La danseuse danse et le musicien joue dans une forme de dialogue
improvisé, avec variation successive des instruments. La danseuse traduit
par ses mouvements, l'expression et l'humeur du Taqasim. C'est comme un
jeu entre eux ; une complicité très étroite. Les airs traditionnels
restent un élément très important dans le Baladi. Dans le Mawal Baladi (Baladi
chanté), les paroles des chansons n'ont pas une grande signification. On
peut penser au Scatting en Jazz. Le chant est là pour exprimer des
émotions. Parfois, la danseuse peut également faire appel aux archétypes
tels que la paysanne, ou fallaha, la patronne, ou ma'allma, la femme sage,
ou alma, etc. La rythmique peut passe du gai à l'enjoué, du triste au
dramatique et même au lyrique. L'énergie, la mesure et les émotions de la
musique se reflètent dans le mouvement des hanches, du buste, des bras et
des mains. Ils peuvent être tranchants ou "coulants", fiévreux,
élastiques, sophistiqués, puissants, éthériques, lyriques, dynamiques ...

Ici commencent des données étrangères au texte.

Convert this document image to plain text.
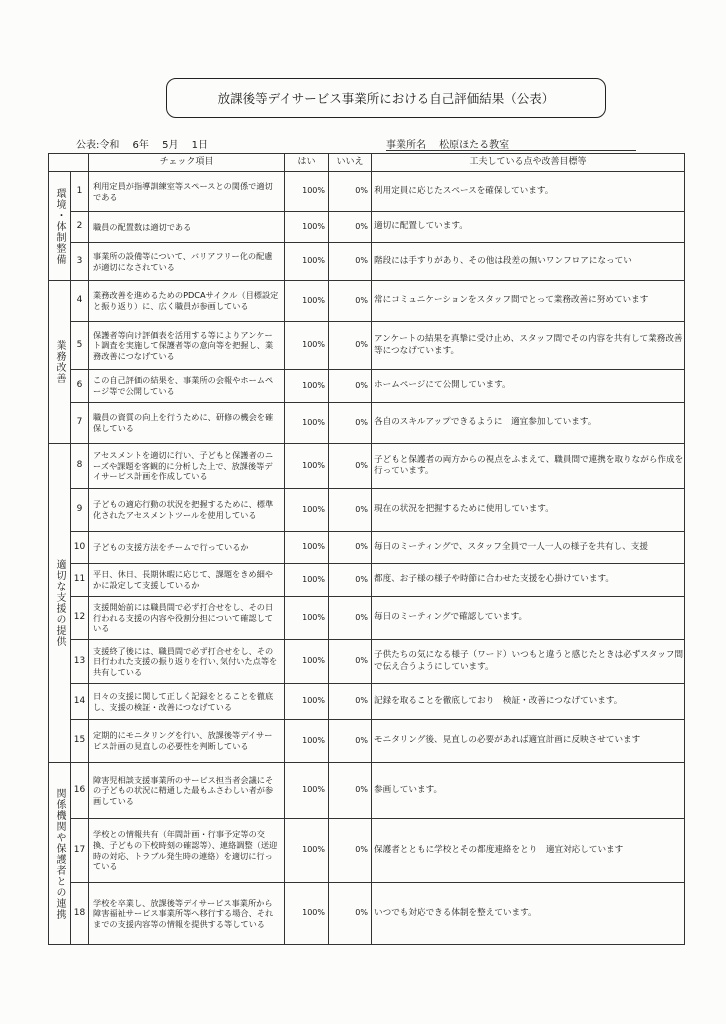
放課後等デイサービス事業所における自己評価結果（公表）
公表:令和　 6年　 5月　 1日	事業所名　 松原ほたる教室
		チェック項目	はい	いいえ	工夫している点や改善目標等
環境・体制整備	1	利用定員が指導訓練室等スペースとの関係で適切である	100%	0%	利用定員に応じたスペースを確保しています。
	2	職員の配置数は適切である	100%	0%	適切に配置しています。
	3	事業所の設備等について、バリアフリー化の配慮が適切になされている	100%	0%	階段には手すりがあり、その他は段差の無いワンフロアになってい
業務改善	4	業務改善を進めるためのPDCAサイクル（目標設定と振り返り）に、広く職員が参画している	100%	0%	常にコミュニケーションをスタッフ間でとって業務改善に努めています
	5	保護者等向け評価表を活用する等によりアンケート調査を実施して保護者等の意向等を把握し、業務改善につなげている	100%	0%	アンケートの結果を真摯に受け止め、スタッフ間でその内容を共有して業務改善等につなげています。
	6	この自己評価の結果を、事業所の会報やホームページ等で公開している	100%	0%	ホームページにて公開しています。
	7	職員の資質の向上を行うために、研修の機会を確保している	100%	0%	各自のスキルアップできるように　適宜参加しています。
適切な支援の提供	8	アセスメントを適切に行い、子どもと保護者のニーズや課題を客観的に分析した上で、放課後等デイサービス計画を作成している	100%	0%	子どもと保護者の両方からの視点をふまえて、職員間で連携を取りながら作成を行っています。
	9	子どもの適応行動の状況を把握するために、標準化されたアセスメントツールを使用している	100%	0%	現在の状況を把握するために使用しています。
	10	子どもの支援方法をチームで行っているか	100%	0%	毎日のミーティングで、スタッフ全員で一人一人の様子を共有し、支援
	11	平日、休日、長期休暇に応じて、課題をきめ細やかに設定して支援しているか	100%	0%	都度、お子様の様子や時節に合わせた支援を心掛けています。
	12	支援開始前には職員間で必ず打合せをし、その日行われる支援の内容や役割分担について確認している	100%	0%	毎日のミーティングで確認しています。
	13	支援終了後には、職員間で必ず打合せをし、その日行われた支援の振り返りを行い､気付いた点等を共有している	100%	0%	子供たちの気になる様子（ワード）いつもと違うと感じたときは必ずスタッフ間で伝え合うようにしています。
	14	日々の支援に関して正しく記録をとることを徹底し、支援の検証・改善につなげている	100%	0%	記録を取ることを徹底しており　検証・改善につなげています。
	15	定期的にモニタリングを行い、放課後等デイサービス計画の見直しの必要性を判断している	100%	0%	モニタリング後、見直しの必要があれば適宜計画に反映させています
関係機関や保護者との連携	16	障害児相談支援事業所のサービス担当者会議にその子どもの状況に精通した最もふさわしい者が参画している	100%	0%	参画しています。
	17	学校との情報共有（年間計画・行事予定等の交換、子どもの下校時刻の確認等）、連絡調整（送迎時の対応、トラブル発生時の連絡）を適切に行っている	100%	0%	保護者とともに学校とその都度連絡をとり　適宜対応しています
	18	学校を卒業し、放課後等デイサービス事業所から障害福祉サービス事業所等へ移行する場合、それまでの支援内容等の情報を提供する等している	100%	0%	いつでも対応できる体制を整えています。
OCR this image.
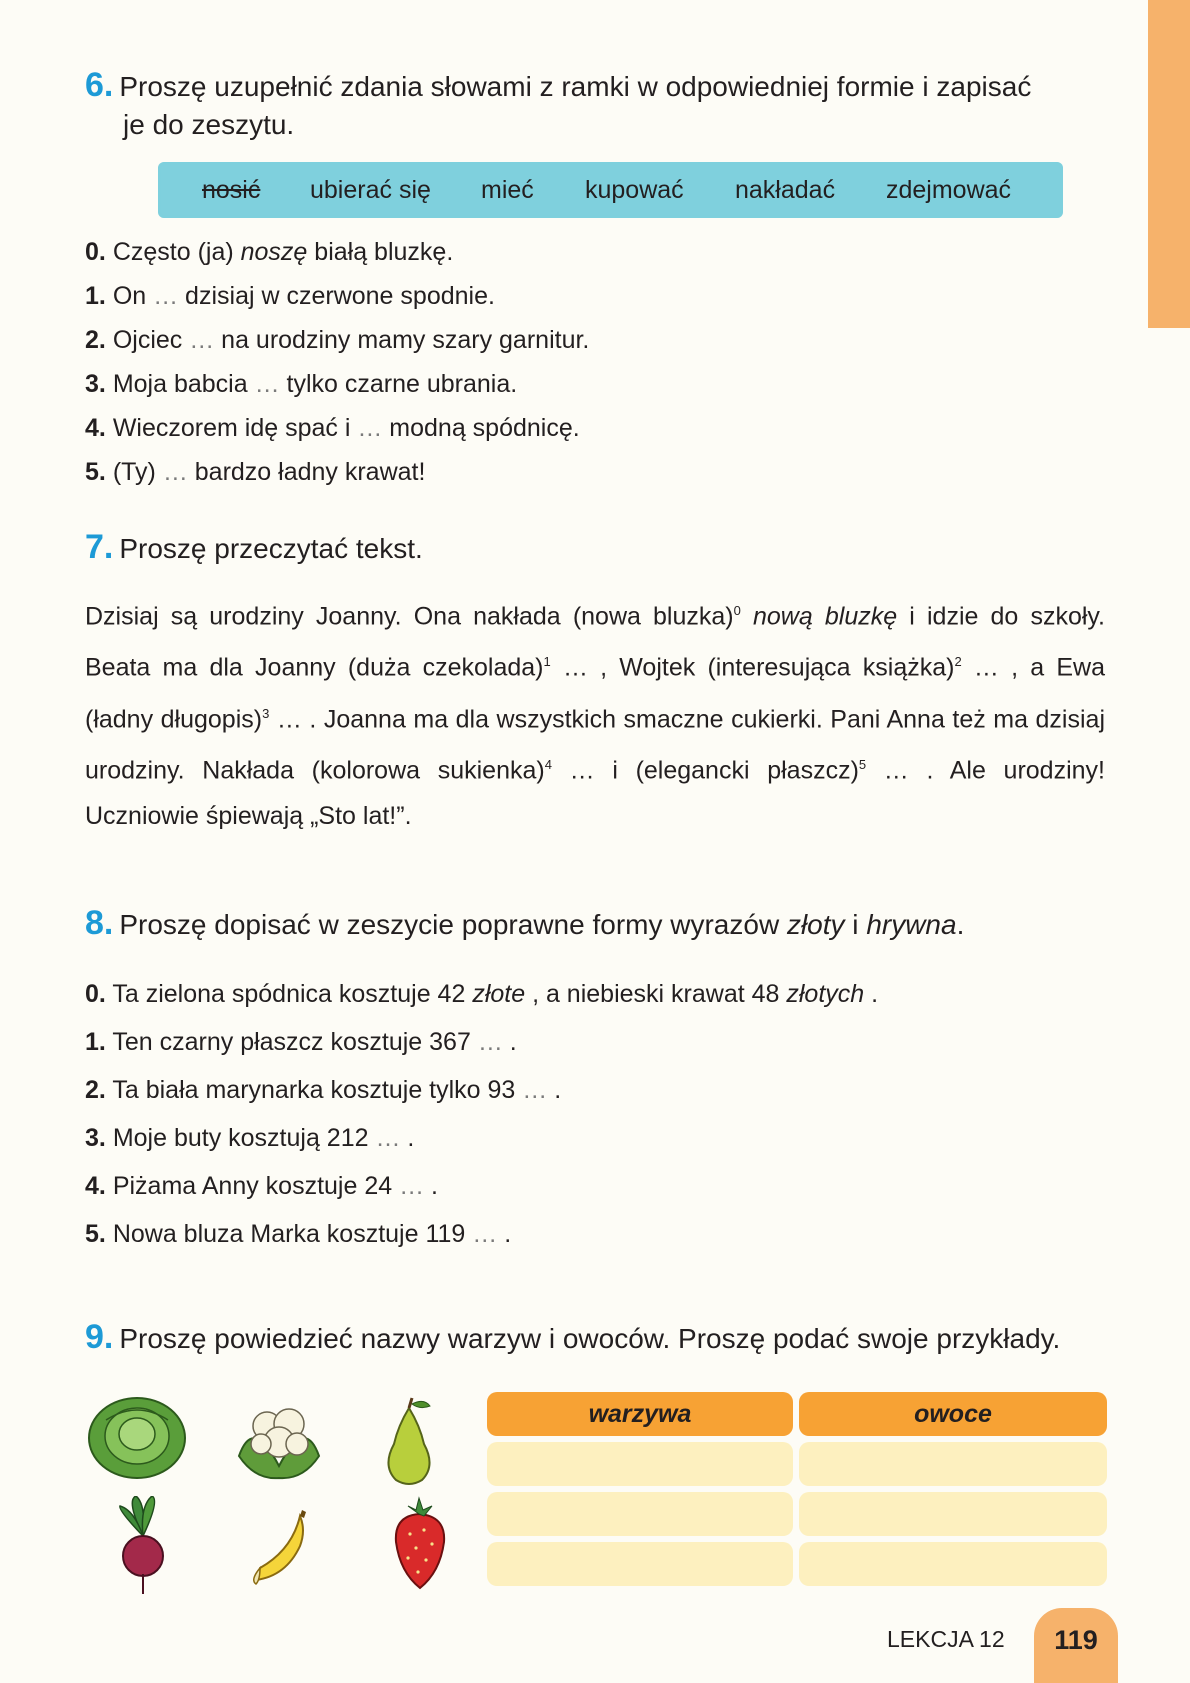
6. Proszę uzupełnić zdania słowami z ramki w odpowiedniej formie i zapisać
je do zeszytu.
nosić ubierać się mieć kupować nakładać zdejmować
0. Często (ja) noszę białą bluzkę.
1. On … dzisiaj w czerwone spodnie.
2. Ojciec … na urodziny mamy szary garnitur.
3. Moja babcia … tylko czarne ubrania.
4. Wieczorem idę spać i … modną spódnicę.
5. (Ty) … bardzo ładny krawat!
7. Proszę przeczytać tekst.
Dzisiaj są urodziny Joanny. Ona nakłada (nowa bluzka)$^0$ nową bluzkę i idzie do szkoły. Beata ma dla Joanny (duża czekolada)$^1$ … , Wojtek (interesująca książka)$^2$ … , a Ewa (ładny długopis)$^3$ … . Joanna ma dla wszystkich smaczne cukierki. Pani Anna też ma dzisiaj urodziny. Nakłada (kolorowa sukienka)$^4$ … i (elegancki płaszcz)$^5$ … . Ale urodziny! Uczniowie śpiewają „Sto lat!”.
8. Proszę dopisać w zeszycie poprawne formy wyrazów złoty i hrywna.
0. Ta zielona spódnica kosztuje 42 złote , a niebieski krawat 48 złotych .
1. Ten czarny płaszcz kosztuje 367 … .
2. Ta biała marynarka kosztuje tylko 93 … .
3. Moje buty kosztują 212 … .
4. Piżama Anny kosztuje 24 … .
5. Nowa bluza Marka kosztuje 119 … .
9. Proszę powiedzieć nazwy warzyw i owoców. Proszę podać swoje przykłady.
warzywa	owoce
LEKCJA 12	119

La complexité de la musique demande un haut niveau technique de la part de
la danseuse.
Les danseuses, les musiciens et les chanteurs Baladi ont longtemps vécu
rue Mohamed Ali au Caire. Les danseuses qui ont excellé répondent aux noms
de Suheir Zaki, Nelly Fouad. De nos jours, Luci illumine deux nuits par
semaine le Parisiana et Fifi Abdou, hélas trop rarement à mon goût,
explose dans les riches nuits du Caire.